In the North, Bonfire night is always something of an oddity. What with it celebrating the discovering of a plot against a King that almost bankrupted half the country, and the hanging drawing and quartering (they strangle you for a bit until you almost pass out, then they slit your belly whilst your still alive, draw out all your inards and then cut you in four parts and bury you at four ends of the country so your soul will never be granted entry into heaven) of the conspirators, its hardly the most cheerful of festivals. Coming from Yorkshire, we never burnt Guys, just figurines of Margaret Thatcher (joke, obviously), and Bonfire Night for me was about gloves and sparklers.

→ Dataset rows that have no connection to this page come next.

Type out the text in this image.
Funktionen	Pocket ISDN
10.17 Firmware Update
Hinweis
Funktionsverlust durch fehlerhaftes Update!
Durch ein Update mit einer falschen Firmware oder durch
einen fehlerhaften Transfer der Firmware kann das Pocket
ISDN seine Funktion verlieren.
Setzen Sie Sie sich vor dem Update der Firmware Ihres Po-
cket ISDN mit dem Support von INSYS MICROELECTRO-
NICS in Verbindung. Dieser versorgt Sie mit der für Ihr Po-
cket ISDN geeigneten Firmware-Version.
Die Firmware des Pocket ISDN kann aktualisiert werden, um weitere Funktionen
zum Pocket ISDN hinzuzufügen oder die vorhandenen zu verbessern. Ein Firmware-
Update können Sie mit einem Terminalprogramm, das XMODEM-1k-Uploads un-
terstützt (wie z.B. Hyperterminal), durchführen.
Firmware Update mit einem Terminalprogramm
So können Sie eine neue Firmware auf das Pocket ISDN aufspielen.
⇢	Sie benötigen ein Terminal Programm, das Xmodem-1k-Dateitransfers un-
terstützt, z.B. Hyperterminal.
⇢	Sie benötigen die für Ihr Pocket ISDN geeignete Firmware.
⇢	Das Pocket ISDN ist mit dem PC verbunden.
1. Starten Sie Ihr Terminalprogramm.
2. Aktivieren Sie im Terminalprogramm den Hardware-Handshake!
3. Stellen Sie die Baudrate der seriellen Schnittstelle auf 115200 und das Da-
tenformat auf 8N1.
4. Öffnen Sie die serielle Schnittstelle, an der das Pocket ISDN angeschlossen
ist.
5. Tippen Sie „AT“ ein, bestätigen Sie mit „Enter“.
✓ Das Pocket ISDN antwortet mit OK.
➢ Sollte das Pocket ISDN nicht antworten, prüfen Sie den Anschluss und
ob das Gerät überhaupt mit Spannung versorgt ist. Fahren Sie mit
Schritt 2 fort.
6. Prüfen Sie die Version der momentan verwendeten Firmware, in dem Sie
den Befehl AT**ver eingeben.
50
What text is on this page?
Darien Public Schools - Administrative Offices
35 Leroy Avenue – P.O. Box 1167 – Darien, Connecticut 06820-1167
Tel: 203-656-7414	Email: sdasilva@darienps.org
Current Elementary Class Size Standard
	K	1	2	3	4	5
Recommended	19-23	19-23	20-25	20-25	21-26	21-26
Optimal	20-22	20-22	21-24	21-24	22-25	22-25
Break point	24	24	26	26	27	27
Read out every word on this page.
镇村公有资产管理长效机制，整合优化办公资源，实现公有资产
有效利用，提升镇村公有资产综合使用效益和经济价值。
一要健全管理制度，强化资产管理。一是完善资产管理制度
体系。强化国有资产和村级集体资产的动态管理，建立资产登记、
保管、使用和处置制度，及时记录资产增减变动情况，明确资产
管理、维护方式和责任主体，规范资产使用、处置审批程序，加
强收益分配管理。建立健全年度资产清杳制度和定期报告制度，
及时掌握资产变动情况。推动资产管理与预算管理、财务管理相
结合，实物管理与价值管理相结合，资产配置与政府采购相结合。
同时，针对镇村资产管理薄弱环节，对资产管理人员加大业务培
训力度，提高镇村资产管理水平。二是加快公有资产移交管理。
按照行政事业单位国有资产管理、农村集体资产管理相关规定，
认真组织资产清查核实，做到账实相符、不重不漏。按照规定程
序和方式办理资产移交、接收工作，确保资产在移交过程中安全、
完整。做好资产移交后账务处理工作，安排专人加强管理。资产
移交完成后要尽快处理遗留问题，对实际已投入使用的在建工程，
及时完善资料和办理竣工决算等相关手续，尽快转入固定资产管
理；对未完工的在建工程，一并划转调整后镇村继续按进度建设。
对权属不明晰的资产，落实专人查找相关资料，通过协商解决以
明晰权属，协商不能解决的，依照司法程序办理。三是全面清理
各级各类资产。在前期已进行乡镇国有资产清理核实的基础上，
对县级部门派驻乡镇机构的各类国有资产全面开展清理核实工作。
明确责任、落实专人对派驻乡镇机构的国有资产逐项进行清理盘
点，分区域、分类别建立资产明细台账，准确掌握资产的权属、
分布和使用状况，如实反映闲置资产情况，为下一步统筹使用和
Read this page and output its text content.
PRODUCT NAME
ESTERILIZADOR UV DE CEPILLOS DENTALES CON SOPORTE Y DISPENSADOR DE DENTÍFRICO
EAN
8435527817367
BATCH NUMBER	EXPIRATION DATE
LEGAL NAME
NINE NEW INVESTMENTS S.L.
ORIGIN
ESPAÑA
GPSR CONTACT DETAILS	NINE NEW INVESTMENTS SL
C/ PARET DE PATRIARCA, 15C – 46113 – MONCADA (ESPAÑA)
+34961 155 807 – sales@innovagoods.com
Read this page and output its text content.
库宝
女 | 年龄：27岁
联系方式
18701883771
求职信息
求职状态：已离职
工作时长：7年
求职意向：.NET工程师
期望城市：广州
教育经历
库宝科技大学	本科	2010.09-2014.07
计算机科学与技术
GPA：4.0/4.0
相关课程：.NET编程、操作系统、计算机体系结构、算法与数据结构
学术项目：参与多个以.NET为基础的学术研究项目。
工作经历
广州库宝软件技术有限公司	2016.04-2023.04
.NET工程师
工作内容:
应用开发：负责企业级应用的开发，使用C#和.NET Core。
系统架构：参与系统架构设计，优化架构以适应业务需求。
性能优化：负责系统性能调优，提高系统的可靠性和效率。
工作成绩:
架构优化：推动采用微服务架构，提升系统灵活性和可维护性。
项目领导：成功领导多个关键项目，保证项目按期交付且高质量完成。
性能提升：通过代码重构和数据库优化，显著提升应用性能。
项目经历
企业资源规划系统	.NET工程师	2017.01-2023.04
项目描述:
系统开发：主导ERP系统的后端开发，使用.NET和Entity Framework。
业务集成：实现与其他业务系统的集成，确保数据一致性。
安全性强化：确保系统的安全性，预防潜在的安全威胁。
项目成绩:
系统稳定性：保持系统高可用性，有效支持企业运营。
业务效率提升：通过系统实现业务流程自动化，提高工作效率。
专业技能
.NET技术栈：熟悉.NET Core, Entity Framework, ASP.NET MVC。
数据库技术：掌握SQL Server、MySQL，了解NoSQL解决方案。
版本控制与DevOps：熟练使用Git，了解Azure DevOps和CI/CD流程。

But it is important to remember that people died trying to stop the debasement of a currency and the starvation of a populance, albiet in the name of religion rather than radical socialism. If you want a perfect way to remember the human cost of Bonfire Night I can think of no better than some lovely Historical Fiction set about the time.
Christie Dickason is a recent discovery of mine, and thanks to the lovely people at WH Smith last month I read one of her’s, The King’s Daughter. The first part of the book is not the best part by any means, however it does explore the Gunpowder Plot and its implications on the Royal House. I had no idea that part of the Plot was to kidnap the Princess Elizabeth, King James the I of England’s daughter and put her on the throne as a figurehead. Elizabeth is completly obvlious to any plot and the description of how she is forced to watch the execution of the plotters is grisly and stomach tighteningly good.
Dickason has written several novels set in the Stuart era, which is in dire need of some publicity considering how interesting it was. I very much look forward to reading more of her work and encorage and historical novel fans out there to do the same.
For an actual history of the time, I cannot recommend ‘Gunpowder Plot: Terror and Faith’ by Antonia Fraser highly enough. She is an excellent bibliographer and historian and this is up there with the best of her works, after the seminal Mary Queen of Scots.
And Daisy Dalrymple fans will be delighted to hear that number 15 in the amazingly good detective series set in the 1920s is called The Gunpowder Plot! Spiffing!